Kreis Saarlouis. Die Grippewelle hat Deutschland fest im Griff. Laut dem Berliner Robert-Koch-Institut sind bisher rund 40 000 Menschen erkrankt. Auch im Kreis Saarlouis: Das DRK-Krankenhaus Saarlouis hat eine zum Teil angespannte Lage, in Lebach ist es dagegen ruhiger. Lara Kühn

"Gesundheit!" ist wahrscheinlich eines der meist verwandten Wörter in diesem Winter. Die Grippewelle schwappt wieder über Deutschland und ist in diesem Jahr nach Angaben des Robert-Koch-Instituts (RKI) zudem noch extrem hartnäckig. Viele hat es dabei schon selbst erwischt, der ein oder andere hütet bereits zum wiederholten Male mit Kopf- und Gliederschmerzen das Bett.

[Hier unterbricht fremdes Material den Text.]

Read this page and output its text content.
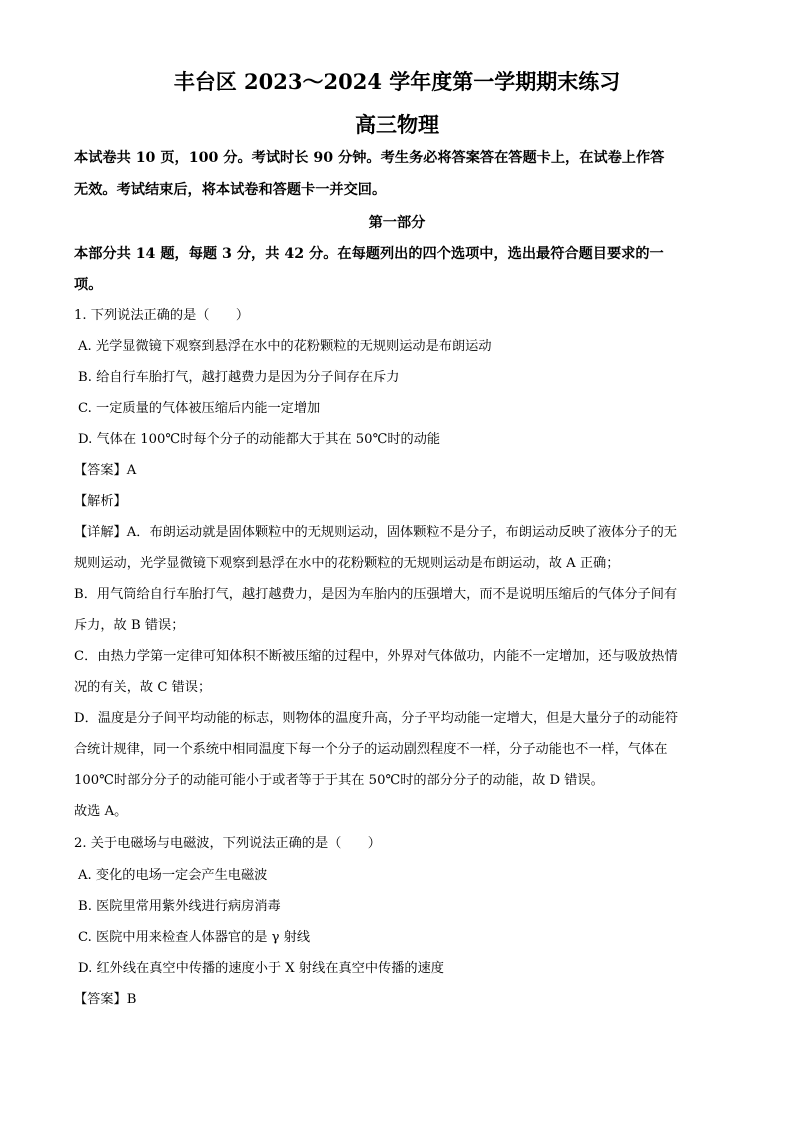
丰台区 2023～2024 学年度第一学期期末练习
高三物理
本试卷共 10 页，100 分。考试时长 90 分钟。考生务必将答案答在答题卡上，在试卷上作答
无效。考试结束后，将本试卷和答题卡一并交回。
第一部分
本部分共 14 题，每题 3 分，共 42 分。在每题列出的四个选项中，选出最符合题目要求的一
项。
1. 下列说法正确的是（　　）
A. 光学显微镜下观察到悬浮在水中的花粉颗粒的无规则运动是布朗运动
B. 给自行车胎打气，越打越费力是因为分子间存在斥力
C. 一定质量的气体被压缩后内能一定增加
D. 气体在 100℃时每个分子的动能都大于其在 50℃时的动能
【答案】A
【解析】
【详解】A．布朗运动就是固体颗粒中的无规则运动，固体颗粒不是分子，布朗运动反映了液体分子的无
规则运动，光学显微镜下观察到悬浮在水中的花粉颗粒的无规则运动是布朗运动，故 A 正确；
B．用气筒给自行车胎打气，越打越费力，是因为车胎内的压强增大，而不是说明压缩后的气体分子间有
斥力，故 B 错误；
C．由热力学第一定律可知体积不断被压缩的过程中，外界对气体做功，内能不一定增加，还与吸放热情
况的有关，故 C 错误；
D．温度是分子间平均动能的标志，则物体的温度升高，分子平均动能一定增大，但是大量分子的动能符
合统计规律，同一个系统中相同温度下每一个分子的运动剧烈程度不一样，分子动能也不一样，气体在
100℃时部分分子的动能可能小于或者等于于其在 50℃时的部分分子的动能，故 D 错误。
故选 A。
2. 关于电磁场与电磁波，下列说法正确的是（　　）
A. 变化的电场一定会产生电磁波
B. 医院里常用紫外线进行病房消毒
C. 医院中用来检查人体器官的是 γ 射线
D. 红外线在真空中传播的速度小于 X 射线在真空中传播的速度
【答案】B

Mehrheitlich sind Grippeviren die Verursacher der unangenehmen Beschwerden. Über 200 verschiedene Erregersorten zählt das RKI. Einer der prominentesten ist der Influenzavirus. Zu den klassischen Erkältungssymptomen gesellen sich bei einer Influenzainfektion zumeist Fieber und allgemeine Schwäche. Derart schwere Grippefälle verzeichnet Lebacher Caritas-Krankenhaus momentan keine. Allerdings werden dort, wie immer um diese Jahreszeit, mehr Menschen als sonst mit grippalen Infekten stationär behandelt, berichtet die Öffentlichkeitsbeauftragte Martina Altmeier.

Im Schnitt verbringen die Patienten dann eine Woche im Krankenhaus, schildert Jürgen Lehmann, Chefarzt im DRK-Krankenhaus in Saarlouis , die aktuelle Lage. Die Zahl der grippalen Infekte sei in den letzten Wochen sprunghaft angestiegen. Durch das stärkere Patientenaufkommen könne dann auch mal der Platz im Krankenhaus rar werden: "Wenn die normale Bettenkapazität erschöpft ist, müssen vorübergehend Zimmer überbelegt werden, um dringliche Notfälle aufnehmen zu können", erklärt der Internist.

Die Arbeitsgemeinschaft Influenza des RKI bestätigt die Einschätzungen des Saarlouiser Arztes und meldet für den Kreis Saarlouis eine "stark erhöhte Influenza-Aktivität", die in diesem Jahr deutschlandweit heftiger ausfalle als im Winter zuvor. Auch in der Saarlouiser "Klinik" sei die Zahl der Patienten in der allgemeinen Inneren Medizin im Januar und im Februar um 14 Prozent höher gewesen, als im Vorjahr, sagt Marion Rauber vom Marienhaus Klinikum Saarlouis-Dillingen.

Impfen und Hände waschen


Der beste Schutz gegen eine Grippeinfektion ist nach Meinung der Arbeitsgemeinschaft Influenza eine Grippeimpfung. Insbesondere älteren Menschen legen die Experten eine Immunisierung nahe.

Ansonsten gilt wie immer: Gründliches Händewaschen und ein sicherer Abstand zu niesenden und hustenden Personen kann bisweilen mit etwas Glück das Schlimmste verhindern.